Dec. 8 (Bloomberg) -- Taiwan’s energy demand fell for the first time in more than a year after the island’s biggest petrochemical maker shut plants for routine maintenance and unscheduled repairs.

Combined consumption of coal, petroleum, gas, thermal energy and electricity declined 0.1 percent in October from a year earlier to the equivalent of 10.1 million kiloliters of oil, or about 2 million barrels a day, according to an e-mailed report from the Bureau of Energy in Taipei today. Demand last dropped in August last year.

Formosa Petrochemical Corp., Taiwan’s biggest petrochemical maker, shut its second-largest ethylene plant on Oct. 5 for scheduled repairs. The company also halted a residual fuel processing plant and its smallest ethylene unit after fires in July. The chemical is a raw material for plastics and fabrics.

Consumption of petroleum products dropped 3.7 percent to the equivalent of 4.11 million kiloliters of oil in October, according to the energy bureau.

Power consumption rose 2.3 percent to 20.9 billion kilowatt-hours, the energy bureau said. Industrial and energy companies accounted for 49 percent of the demand.

Crude Distillation

The combined utilization rate at crude oil distillation units operated by Formosa Petrochemical and CPC Corp., Taiwan’s two refiners, climbed to 66 percent from 59 percent in September, the energy bureau said. The units separate crude into oil products and form the main part of a refinery.

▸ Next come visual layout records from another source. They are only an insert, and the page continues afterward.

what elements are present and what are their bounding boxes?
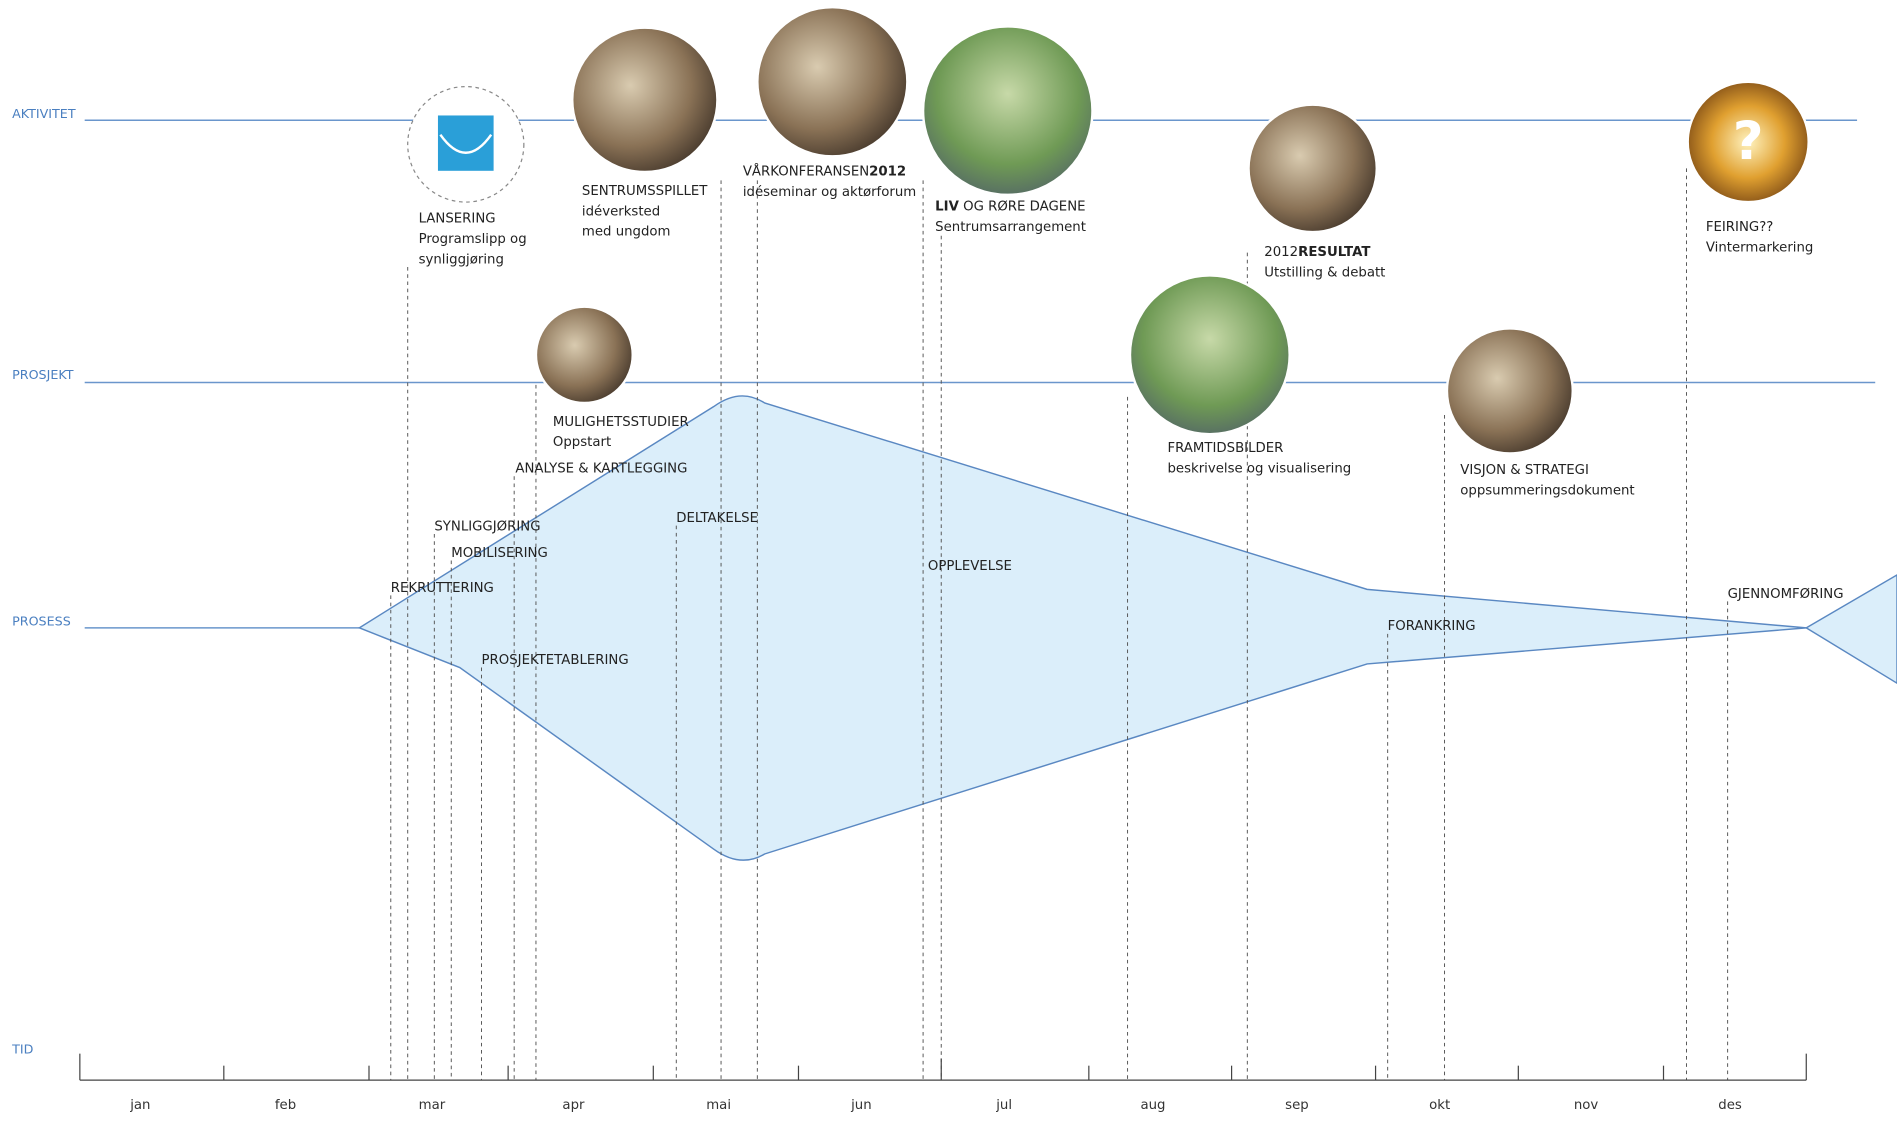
process-label: ANALYSE & KARTLEGGING — [515, 462, 687, 477]
month-label: mar — [419, 1098, 446, 1113]
event-line: med ungdom — [582, 225, 671, 240]
event-title: VISJON & STRATEGI — [1460, 463, 1589, 478]
month-label: feb — [275, 1098, 296, 1113]
photo — [1128, 274, 1291, 436]
title-part: FEIRING?? — [1706, 220, 1773, 235]
process-label: PROSJEKTETABLERING — [482, 653, 629, 668]
event-title: LANSERING — [419, 212, 496, 227]
photo — [1445, 327, 1574, 455]
process-label: REKRUTTERING — [391, 581, 494, 596]
month-label: apr — [562, 1098, 585, 1113]
title-part: VISJON & STRATEGI — [1460, 463, 1589, 478]
event-line: synliggjøring — [419, 252, 504, 267]
title-part: VÅRKONFERANSEN — [743, 163, 869, 180]
photos: ? — [407, 6, 1810, 455]
title-part: LANSERING — [419, 212, 496, 227]
event-title: LIV OG RØRE DAGENE — [935, 200, 1085, 215]
title-part: 2012 — [869, 165, 906, 180]
photo — [1686, 80, 1810, 204]
event-line: idéverksted — [582, 203, 660, 219]
event-title: 2012RESULTAT — [1264, 245, 1370, 260]
month-label: aug — [1140, 1098, 1165, 1113]
photo — [921, 25, 1094, 197]
process-label: OPPLEVELSE — [928, 559, 1012, 574]
row-label: TID — [11, 1042, 33, 1057]
photo — [756, 6, 909, 158]
month-label: okt — [1429, 1098, 1450, 1113]
event-title: FRAMTIDSBILDER — [1167, 441, 1283, 456]
row-label: PROSJEKT — [12, 367, 74, 382]
title-part: MULIGHETSSTUDIER — [553, 415, 689, 430]
process-label: SYNLIGGJØRING — [434, 519, 540, 534]
month-label: des — [1718, 1098, 1742, 1113]
month-label: mai — [706, 1098, 731, 1113]
photo — [571, 26, 719, 174]
month-label: jul — [995, 1098, 1012, 1113]
title-part: SENTRUMSSPILLET — [582, 184, 708, 199]
event-line: oppsummeringsdokument — [1460, 483, 1634, 498]
title-part: 2012 — [1264, 245, 1298, 260]
process-label: MOBILISERING — [451, 546, 548, 561]
event-title: SENTRUMSSPILLET — [582, 184, 708, 199]
process-shape-next — [1804, 574, 1897, 685]
title-part: FRAMTIDSBILDER — [1167, 441, 1283, 456]
month-label: nov — [1574, 1098, 1599, 1113]
event-title: FEIRING?? — [1706, 220, 1773, 235]
labels: AKTIVITET PROSJEKT PROSESS TID jan feb mar apr m… — [11, 106, 1843, 1113]
question-mark: ? — [1733, 110, 1764, 172]
logo-swoosh — [439, 134, 493, 154]
month-label: sep — [1285, 1098, 1309, 1113]
month-label: jan — [129, 1098, 150, 1113]
title-part: OG RØRE DAGENE — [959, 200, 1086, 215]
time-axis — [79, 1053, 1807, 1081]
month-ticks — [223, 1065, 1665, 1081]
event-title: MULIGHETSSTUDIER — [553, 415, 689, 430]
row-label: PROSESS — [12, 613, 71, 628]
event-line: idéseminar og aktørforum — [743, 184, 916, 200]
event-line: Oppstart — [553, 435, 611, 450]
event-line: Programslipp og — [419, 232, 527, 247]
title-part: RESULTAT — [1298, 245, 1370, 260]
photo — [1247, 103, 1378, 234]
process-label: DELTAKELSE — [676, 511, 758, 526]
month-label: jun — [850, 1098, 872, 1113]
photo — [534, 305, 634, 405]
process-label: FORANKRING — [1388, 619, 1476, 634]
row-label: AKTIVITET — [12, 106, 76, 121]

Coal imports in the month rose 8.9 percent from a year earlier to 5.5 million metric tons and liquefied natural gas shipments declined 19 percent to 977 million cubic meters, or 740,000 tons, the energy bureau report showed.

LNG is natural gas that’s been chilled to liquid form, reducing it to one-six-hundredth of its original volume for transportation by ship to destinations not connected by pipeline. On arrival, it’s turned back into gas for distribution to power plants, factories and households.